The preliminary reading for the University of Michigan Consumer Sentiment Index for April checked in at 86.5, up from the final reading of 84.9 for March. This is the highest reading in a year and was paced by a rising outlook on current conditions that were helped by job gains, rising vaccination rates, low interest rates and fiscal stimulus.
Once again, the yield on the 10-year Treasury Note, which ended March at 1.74%, went as low as 1.53% this past week in a surprising move that defied the various reports showing higher inflation rates and decidedly strong economic activity. There were various assumptions made as to why this counter-intuitive move in rates took place, ranging from short-covering activity to foreign buying interest to a sense that economic and earnings growth is nearing a point where it is as good as it is going to get for this cycle.

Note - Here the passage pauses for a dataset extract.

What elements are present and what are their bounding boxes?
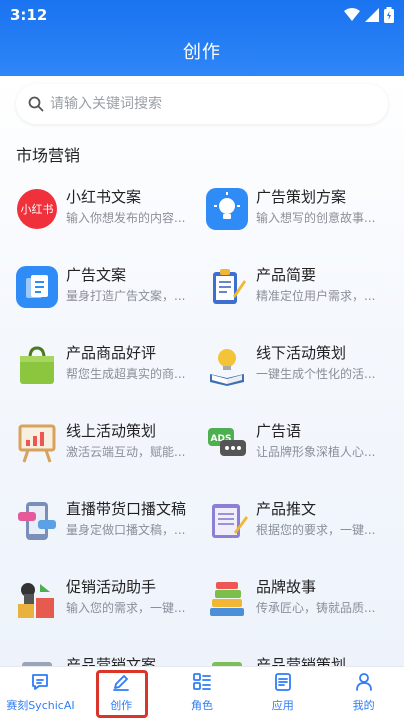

I think a better explanation of why the bond market staged its late week rally is how the $271 billion in new Treasury supply that was auctioned off went so well. The explosion of deficit spending has weighed on a couple of prior Treasury auctions and had become a bearish narrative. But the strong demand for U.S. debt drove down yields and the dollar, inciting risk-on capital flows into equities that sent the market to new highs.
The removal of yield risk to the investing landscape means the rally can sustain its extended and overbought condition for a while. The market has bought into the Fed’s rhetoric that any notion of tapering is not a consideration for some time, interest rates will remain historically low relative to inflation, early Q1 results are showing companies are beating increased earnings estimates and inflation-adjusted returns are more attractive in stocks relative to money market Treasuries.
Watching how the rate of inflation comes in for April will be telling, after a hot uptick in March. Is the inflation increase transitory, as the Fed stated, or the start of a larger trend that will usher in some fresh concerns about economic overheating? The two charts below show the recent inflationary pop and the longer-term historical trend.
Leading up to the Great Recession of 2008-2009, the rate of inflation was in 2-4% range and ultimately got up into the high-5% range.
One thing for sure is that the stock market is “all in” on what the Fed is marketing in its fiscal policy. The Fed’s internal indicators are providing a very confident tone when Chairman Jerome Powell and the other Fed members speak out. But more importantly, the charts indicate that the stock market has a strong stomach for some inflation above the 2% target range, as long as the job gains continue, and incomes keep pace.
Investors should never lose sight that the United States is a consumer-driven economy where the cost-of-living drives sentiment. Plus, sentiment ultimately determines market trends.
So far, “transitory” is the buzzword of 2021 for stocks and the bull market. Until the Fed decides on another phrase, the path of least resistance for the S&P is higher.